Zur Bundestagswahl 2017 hat sich Magnitz unter dubiosen Methoden zum Direktkandidaten Listenplatz 1 wählen lassen. Daneben wurde der JA Vorsitzende Robert Teske sowie die bisher parteipolitisch nicht öffentlich in Erscheinung getretene Silvia Brock, als KandidatInnen vom Vorstand durchgesetzt. Der AfD Landesverband befindet sich inzwischen, durch die Inkompetenz des Landesvorsitzenden, die Partei zu führen. sowie durch Weigerung erheblicher Teile der Basis sich der Höcke-Doktrin zu unterwerfen, einer Pleite inmitten des Wahlkampfs und drohender Zwangsvollstreckung, in einem so desolaten Zustand, dass das Überleben der Partei allein vom Erfolg der Bundes-AfD abhängig geworden ist. Nach unseren Recherchen lässt sich nachzeichnen, dass es augenblicklich dem Landeschef und seiner kleinen Riege, nur noch darauf ankommt, in den Bundestag einziehen zu können. Die internen Probleme des Landesverbandes werden bis dahin ignoriert, öffentlich geleugnet und Widerspruch, durch inflationären Gebrauch von Parteiauschlussverfahren gegen aufbegehrende Mitglieder, sanktioniert.

Iloff, AfD Diepholz, (links) mit Magnitz (mitte), AfD Bremen.
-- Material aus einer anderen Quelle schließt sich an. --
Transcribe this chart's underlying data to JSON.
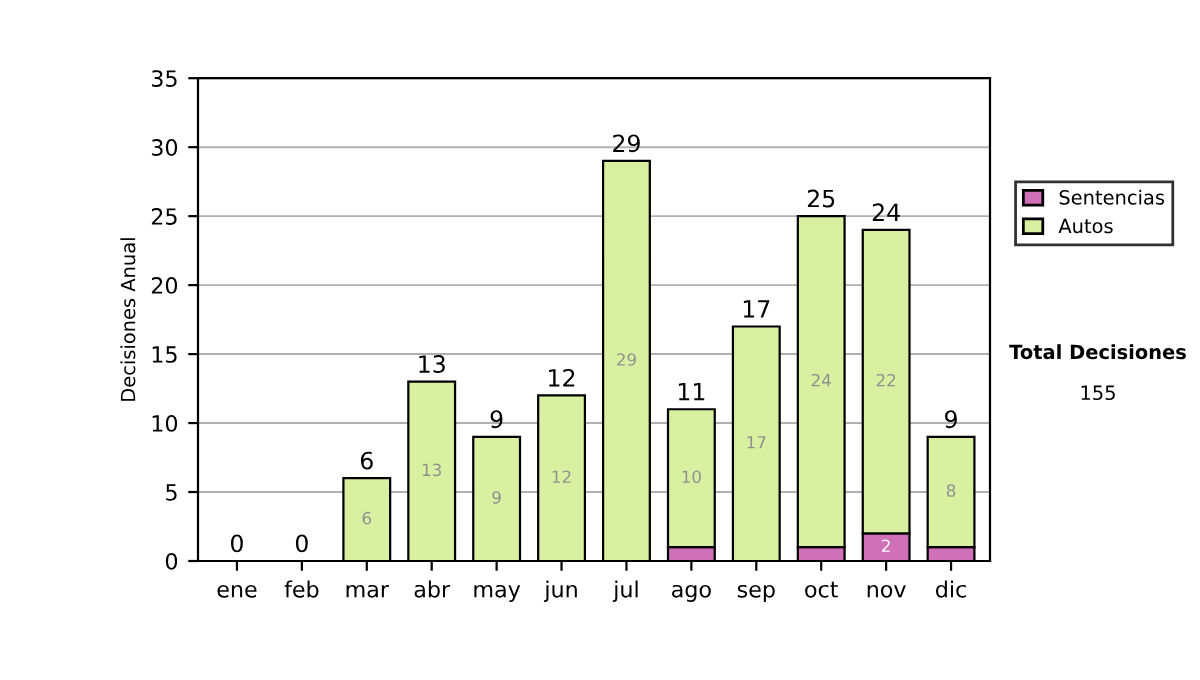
{
  "chart_data": {
    "type": "bar",
    "stacked": true,
    "ylabel": "Decisiones Anual",
    "categories": [
      "ene",
      "feb",
      "mar",
      "abr",
      "may",
      "jun",
      "jul",
      "ago",
      "sep",
      "oct",
      "nov",
      "dic"
    ],
    "series": [
      {
        "name": "Sentencias",
        "color": "#d070b8",
        "values": [
          0,
          0,
          0,
          0,
          0,
          0,
          0,
          1,
          0,
          1,
          2,
          1
        ],
        "value_labels": [
          null,
          null,
          null,
          null,
          null,
          null,
          null,
          null,
          null,
          null,
          "2",
          null
        ]
      },
      {
        "name": "Autos",
        "color": "#d8f0a0",
        "values": [
          0,
          0,
          6,
          13,
          9,
          12,
          29,
          10,
          17,
          24,
          22,
          8
        ],
        "value_labels": [
          null,
          null,
          "6",
          "13",
          "9",
          "12",
          "29",
          "10",
          "17",
          "24",
          "22",
          "8"
        ]
      }
    ],
    "totals": [
      "0",
      "0",
      "6",
      "13",
      "9",
      "12",
      "29",
      "11",
      "17",
      "25",
      "24",
      "9"
    ],
    "ylim": [
      0,
      35
    ],
    "yticks": [
      0,
      5,
      10,
      15,
      20,
      25,
      30,
      35
    ],
    "grid": "y",
    "legend": "right",
    "annotations": [
      "Total Decisiones",
      "155"
    ]
  }
}
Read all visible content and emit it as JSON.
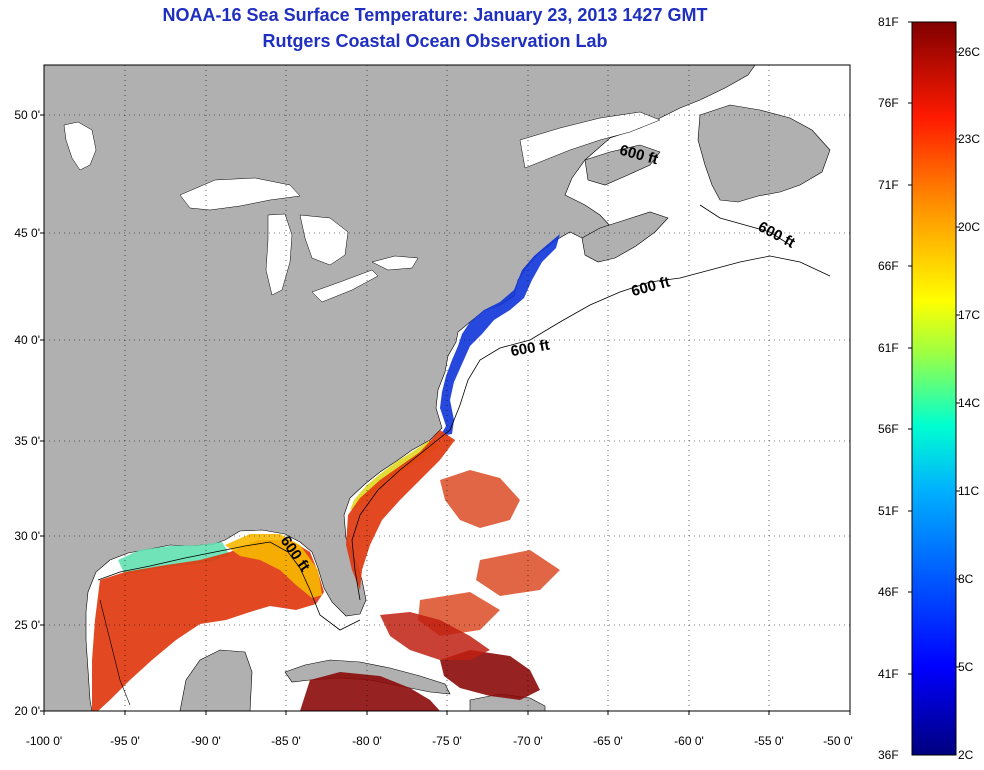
{
  "title": {
    "line1": "NOAA-16 Sea Surface Temperature:  January 23, 2013 1427 GMT",
    "line2": "Rutgers Coastal Ocean Observation Lab"
  },
  "axes": {
    "lat_ticks": [
      "50 0'",
      "45 0'",
      "40 0'",
      "35 0'",
      "30 0'",
      "25 0'",
      "20 0'"
    ],
    "lon_ticks": [
      "-100 0'",
      "-95 0'",
      "-90 0'",
      "-85 0'",
      "-80 0'",
      "-75 0'",
      "-70 0'",
      "-65 0'",
      "-60 0'",
      "-55 0'",
      "-50 0'"
    ]
  },
  "isobath_labels": [
    "600 ft",
    "600 ft",
    "600 ft",
    "600 ft",
    "600 ft"
  ],
  "colorbar": {
    "fahrenheit": [
      "81F",
      "76F",
      "71F",
      "66F",
      "61F",
      "56F",
      "51F",
      "46F",
      "41F",
      "36F"
    ],
    "celsius": [
      "26C",
      "23C",
      "20C",
      "17C",
      "14C",
      "11C",
      "8C",
      "5C",
      "2C"
    ]
  },
  "colors": {
    "land": "#b0b0b0",
    "ocean": "#ffffff",
    "title": "#1f2fbf",
    "warm": "#e03a10",
    "hot": "#8b0a0a",
    "cold": "#1030c0"
  }
}
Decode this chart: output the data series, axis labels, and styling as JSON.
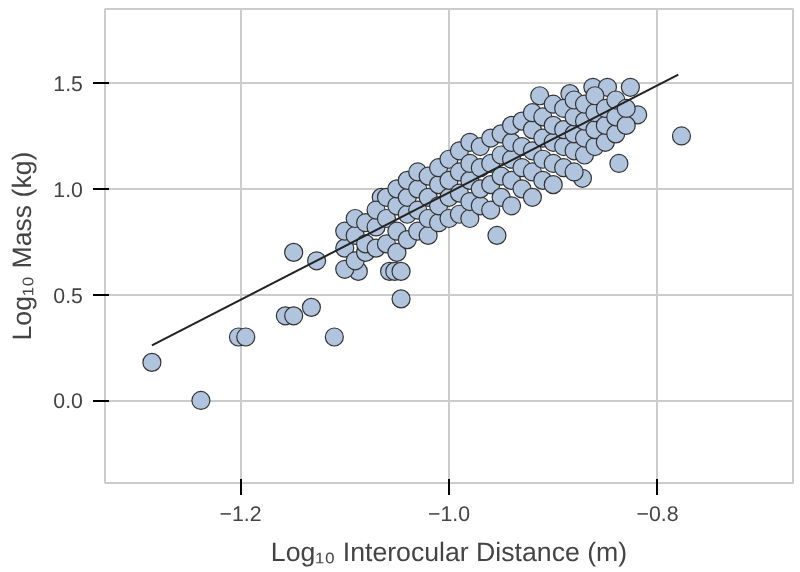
{
  "chart_data": {
    "type": "scatter",
    "xlabel": "Log₁₀ Interocular Distance (m)",
    "ylabel": "Log₁₀ Mass (kg)",
    "xlim": [
      -1.33,
      -0.67
    ],
    "ylim": [
      -0.39,
      1.85
    ],
    "xticks": [
      {
        "value": -1.2,
        "label": "−1.2"
      },
      {
        "value": -1.0,
        "label": "−1.0"
      },
      {
        "value": -0.8,
        "label": "−0.8"
      }
    ],
    "yticks": [
      {
        "value": 0.0,
        "label": "0.0"
      },
      {
        "value": 0.5,
        "label": "0.5"
      },
      {
        "value": 1.0,
        "label": "1.0"
      },
      {
        "value": 1.5,
        "label": "1.5"
      }
    ],
    "grid": true,
    "series": [
      {
        "color": "#b0c4de",
        "marker": "circle",
        "x": [
          -1.285,
          -1.238,
          -1.202,
          -1.195,
          -1.157,
          -1.149,
          -1.132,
          -1.11,
          -1.046,
          -1.057,
          -1.052,
          -1.046,
          -1.087,
          -1.127,
          -1.149,
          -1.065,
          -0.777,
          -0.837,
          -0.872,
          -0.954,
          -0.913,
          -0.884,
          -0.862,
          -0.848,
          -0.826,
          -0.819,
          -1.1,
          -1.1,
          -1.1,
          -1.09,
          -1.09,
          -1.09,
          -1.08,
          -1.08,
          -1.08,
          -1.07,
          -1.07,
          -1.07,
          -1.06,
          -1.06,
          -1.06,
          -1.05,
          -1.05,
          -1.05,
          -1.05,
          -1.04,
          -1.04,
          -1.04,
          -1.04,
          -1.03,
          -1.03,
          -1.03,
          -1.03,
          -1.02,
          -1.02,
          -1.02,
          -1.02,
          -1.01,
          -1.01,
          -1.01,
          -1.01,
          -1.0,
          -1.0,
          -1.0,
          -1.0,
          -0.99,
          -0.99,
          -0.99,
          -0.99,
          -0.98,
          -0.98,
          -0.98,
          -0.98,
          -0.98,
          -0.97,
          -0.97,
          -0.97,
          -0.97,
          -0.96,
          -0.96,
          -0.96,
          -0.96,
          -0.95,
          -0.95,
          -0.95,
          -0.95,
          -0.94,
          -0.94,
          -0.94,
          -0.94,
          -0.94,
          -0.93,
          -0.93,
          -0.93,
          -0.93,
          -0.92,
          -0.92,
          -0.92,
          -0.92,
          -0.92,
          -0.91,
          -0.91,
          -0.91,
          -0.91,
          -0.9,
          -0.9,
          -0.9,
          -0.9,
          -0.9,
          -0.89,
          -0.89,
          -0.89,
          -0.89,
          -0.88,
          -0.88,
          -0.88,
          -0.88,
          -0.88,
          -0.87,
          -0.87,
          -0.87,
          -0.87,
          -0.86,
          -0.86,
          -0.86,
          -0.86,
          -0.85,
          -0.85,
          -0.85,
          -0.84,
          -0.84,
          -0.84,
          -0.83,
          -0.83
        ],
        "values": [
          0.18,
          0.0,
          0.3,
          0.3,
          0.4,
          0.4,
          0.44,
          0.3,
          0.48,
          0.61,
          0.61,
          0.61,
          0.61,
          0.66,
          0.7,
          0.96,
          1.25,
          1.12,
          1.05,
          0.78,
          1.44,
          1.45,
          1.48,
          1.48,
          1.48,
          1.35,
          0.62,
          0.72,
          0.8,
          0.66,
          0.78,
          0.86,
          0.7,
          0.84,
          0.74,
          0.72,
          0.82,
          0.9,
          0.74,
          0.86,
          0.96,
          0.7,
          0.8,
          0.92,
          1.0,
          0.76,
          0.88,
          0.96,
          1.04,
          0.8,
          0.9,
          1.0,
          1.08,
          0.78,
          0.86,
          0.96,
          1.06,
          0.84,
          0.92,
          1.02,
          1.1,
          0.86,
          0.96,
          1.04,
          1.14,
          0.88,
          0.98,
          1.08,
          1.18,
          0.86,
          0.94,
          1.04,
          1.12,
          1.22,
          0.92,
          1.0,
          1.1,
          1.2,
          0.9,
          1.02,
          1.12,
          1.24,
          0.96,
          1.06,
          1.16,
          1.26,
          0.92,
          1.04,
          1.14,
          1.22,
          1.3,
          1.0,
          1.1,
          1.2,
          1.32,
          0.96,
          1.08,
          1.18,
          1.28,
          1.36,
          1.04,
          1.14,
          1.24,
          1.34,
          1.02,
          1.12,
          1.22,
          1.3,
          1.4,
          1.1,
          1.2,
          1.28,
          1.38,
          1.08,
          1.18,
          1.26,
          1.34,
          1.42,
          1.16,
          1.24,
          1.32,
          1.4,
          1.2,
          1.28,
          1.36,
          1.44,
          1.22,
          1.3,
          1.38,
          1.26,
          1.34,
          1.42,
          1.3,
          1.38
        ]
      },
      {
        "type": "line",
        "color": "#222222",
        "x": [
          -1.285,
          -0.78
        ],
        "values": [
          0.26,
          1.54
        ]
      }
    ]
  }
}
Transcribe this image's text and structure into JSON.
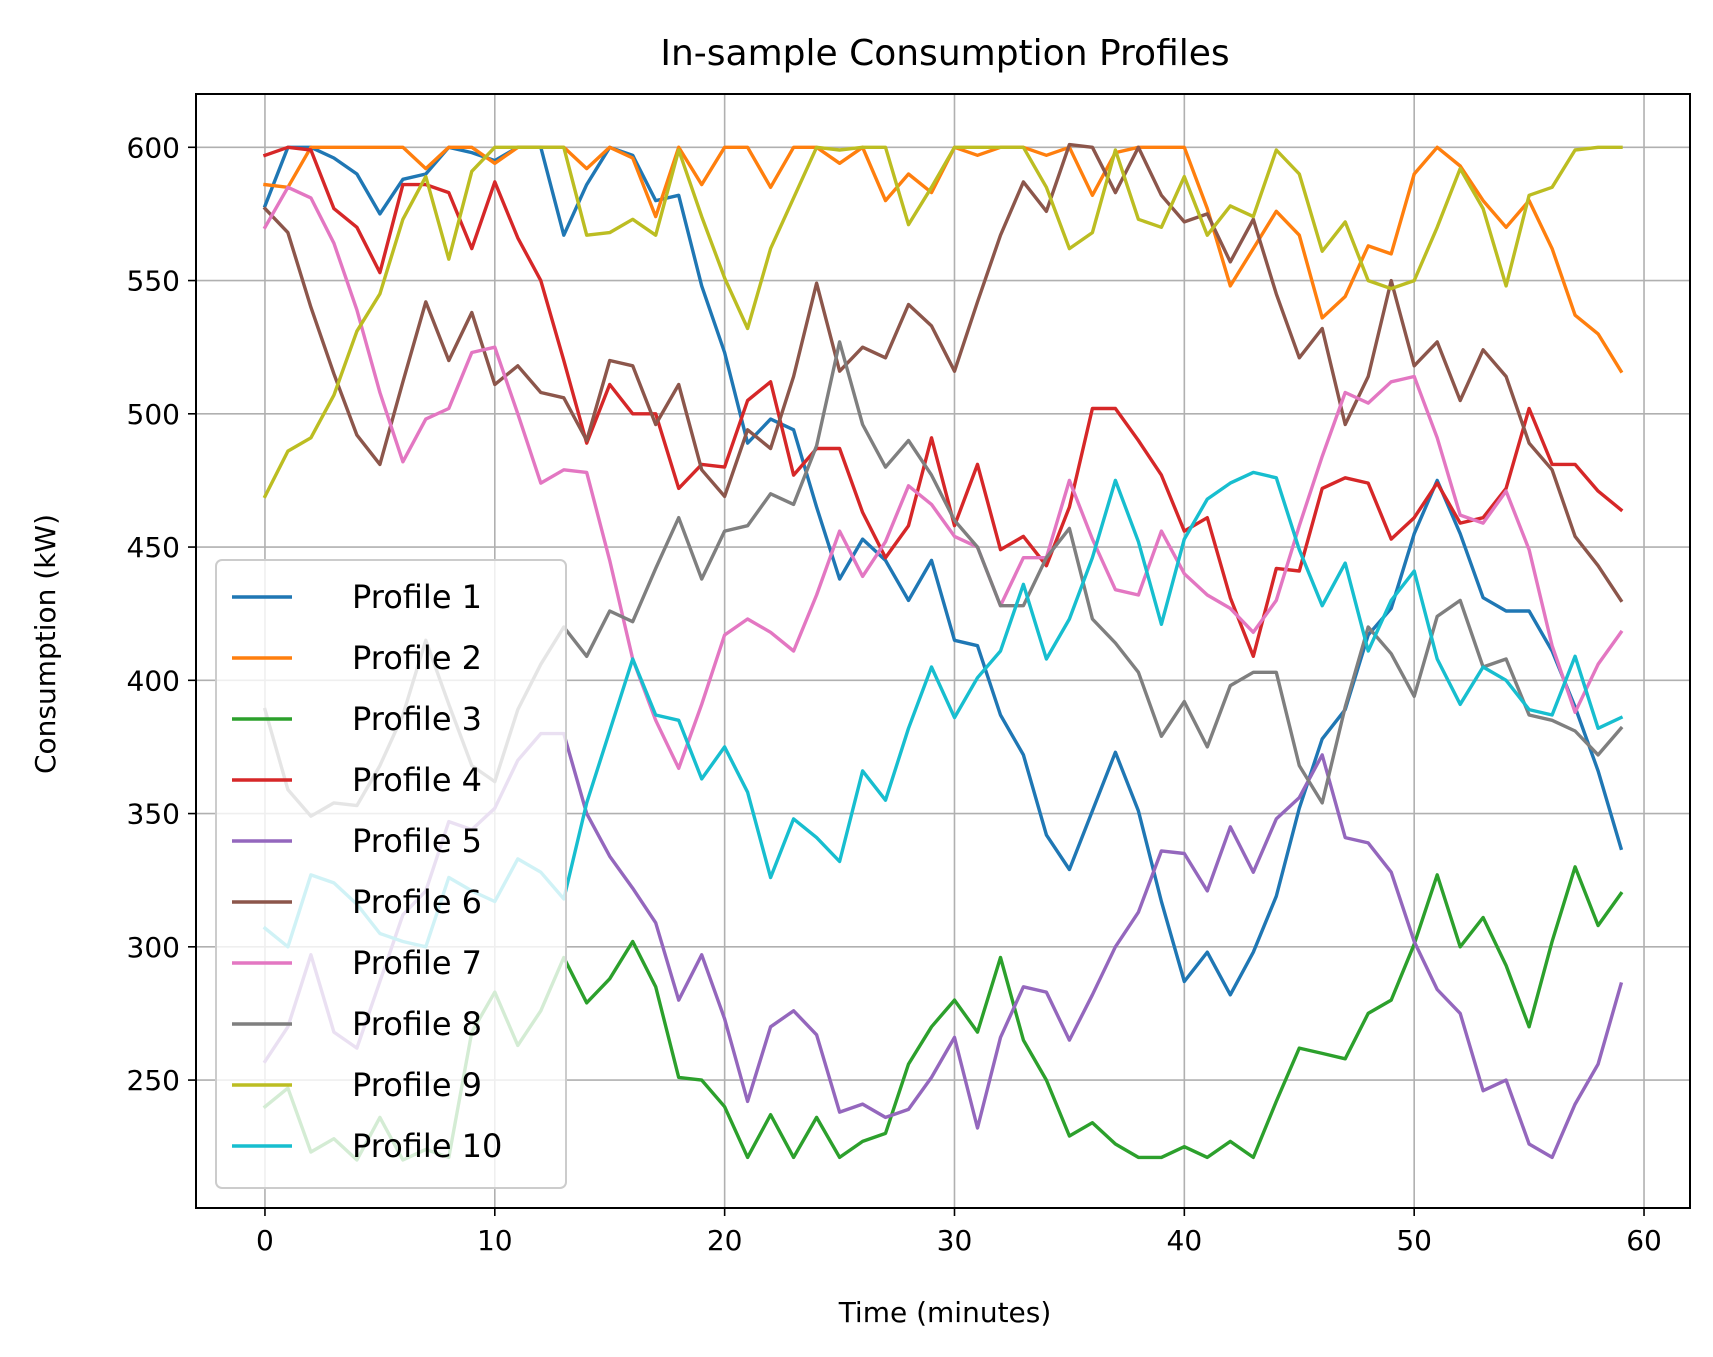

Bildquelle: Recherche Nord, 10.03.2018 in Kirchweyhe 

Im März 2018 schloss Magnitz mit der JA Bremen/Niedersachsen und seinen Parteikameraden Andreas Iloff aus Niedersachsen, an die von ehemaligen NPD Kadern organisierte IB Bremen und ihrer rassistischen Propaganda in Kirchweyhe an. Dort hatten seit 2013 verschiedenste Strömungen militanter Neonazis den Tod eines Jugendlichen rassistisch instrumentalisiert. Mit seinem Auftritt signalisierte Magnitz unmissverständlich, für die neonazistische Szene in Bremen und Umland offen zu sein. Der Akteur Iloff war bereits vor seiner AfD Karriere als Netzwerker der militanten Neonazi-Szene aufgefallen und findet in Magnitz einen geeigneten Akteur zur Verfestigung neonazistischer Strukturen in Bremen und niedersächsischen Umland.